While there have been several breakout channels this year, including QR codes, rich-media advertising and location-based technology, emerging technologies such as augmented reality will take the lead next year.
“Augmented reality enables the delivery of content on real time,” said Ben Davis, CEO of Phizzle. “QR codes were big, but it stopped.
“Companies didn’t have mobile versions of their Web sites and when consumer scanned the mobile bar codes, the content they received wasn’t formatted on their device,” he said.
“Augmented reality content has to be form fitted for the phone or it won’t work. And, the challenge is educating consumers that the technology is available.”
Another big player in 2013 will be loyalty.
With the proliferation of new technology including near field communication, as well as Apple’s Passbook, consumers are going to become more comfortable making purchases using their mobile devices.
However, loyalty will play a big role in making that happen.
“Loyalty will be the most important trend in mobile,” Mr. Davis said. “However, it’s going to take time before people are comfortable using their phone as a method of payment.
“Next year, marketers should concentrate on customer relationship management,” he said. “It’s all about the data and analytics – CRM is the most important aspect of mobile marketing.
“There’s going to be nothing but growth, especially smartphone penetration. Mobile is growing exponentially and there’s going to be a lot of innovation in the space.
In addition to mobile marketing, the mobile commerce space has been growing daily.
Companies such as Amazon, Starbucks, Target and McDonald’s are using mobile as another revenue driver.
Mobile is no longer just another accessory – it is a necessity.
“Mobile will become even more pervasive in shopping and commerce,” said Ludo Collin, CEO of EachScape.
“Mobile in the enterprise will become even more pervasive in the enterprise,” he said. “In addition, apps will continue to win big for engagement and consumer usage.”
In addition to a rapid growth in mobile traffic, the tablet space will continue to explode.
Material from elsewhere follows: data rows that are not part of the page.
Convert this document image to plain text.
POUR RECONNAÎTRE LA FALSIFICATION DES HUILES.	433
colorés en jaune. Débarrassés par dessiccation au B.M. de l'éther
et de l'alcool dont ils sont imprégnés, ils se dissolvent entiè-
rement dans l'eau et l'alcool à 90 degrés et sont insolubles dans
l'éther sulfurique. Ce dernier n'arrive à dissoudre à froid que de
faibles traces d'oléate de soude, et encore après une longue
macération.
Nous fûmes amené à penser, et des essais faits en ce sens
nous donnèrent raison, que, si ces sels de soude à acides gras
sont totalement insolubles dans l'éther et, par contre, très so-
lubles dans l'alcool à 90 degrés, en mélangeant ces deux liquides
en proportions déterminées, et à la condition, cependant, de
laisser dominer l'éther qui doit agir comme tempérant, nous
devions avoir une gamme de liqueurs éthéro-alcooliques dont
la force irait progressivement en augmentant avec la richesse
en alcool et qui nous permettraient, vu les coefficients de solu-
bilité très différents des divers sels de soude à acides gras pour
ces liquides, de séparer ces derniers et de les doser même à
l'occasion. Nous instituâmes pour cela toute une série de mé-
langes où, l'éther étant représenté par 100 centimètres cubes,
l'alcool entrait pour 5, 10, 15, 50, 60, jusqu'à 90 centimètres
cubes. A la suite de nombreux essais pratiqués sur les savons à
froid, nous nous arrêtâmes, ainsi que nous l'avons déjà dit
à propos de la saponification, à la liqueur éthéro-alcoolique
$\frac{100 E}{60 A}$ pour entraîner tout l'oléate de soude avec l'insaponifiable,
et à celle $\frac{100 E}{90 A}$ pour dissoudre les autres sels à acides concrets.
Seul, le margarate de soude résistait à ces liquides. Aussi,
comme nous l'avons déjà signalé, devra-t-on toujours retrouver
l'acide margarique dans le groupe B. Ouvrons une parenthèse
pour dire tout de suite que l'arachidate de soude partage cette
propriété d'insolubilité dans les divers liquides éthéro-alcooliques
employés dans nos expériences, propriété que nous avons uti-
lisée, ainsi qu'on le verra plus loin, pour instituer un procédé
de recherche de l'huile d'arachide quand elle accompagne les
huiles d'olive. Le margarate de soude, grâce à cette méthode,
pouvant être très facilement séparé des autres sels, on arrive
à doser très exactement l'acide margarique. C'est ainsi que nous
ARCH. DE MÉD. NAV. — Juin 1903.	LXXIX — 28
“Also, cloud services will become more popular, enterprise mobility will gain even more additional ground and mobile commerce and payments will continue to rise, but still having a few hurdles to overcome,” said Tom Nawara, vice president of emerging solutions and innovations at Acquity Group.
“Beyond that, I also believe we'll see a big move into more immersive input – a gestural, voice, audio – and output – augmented reality, pico projectors – related to mobile and connected devices,” he said.
“In addition, we will see SoLoMo evolve to SoLoMoCoDa – social, local, mobile, commerce and data – with the number of mobile transactions rising considerably and the amount of data collected from mobile and connected devices going through the roof.”
Mr. Nawara also predicts that marketers will see the second-screen become more and more important, with major brands putting money into programs and campaigns addressing the rapidly growing connection between television and mobile devices.
“Organizations need to think and plan from an omnichannel perspective – understanding customer interaction occasions in all touchpoints and planning for consistent experiences across all of them – but act from a mobile-first stance – understanding that mobile has very quickly become the hub of consumer/brand engagement,” Mr. Nawara said.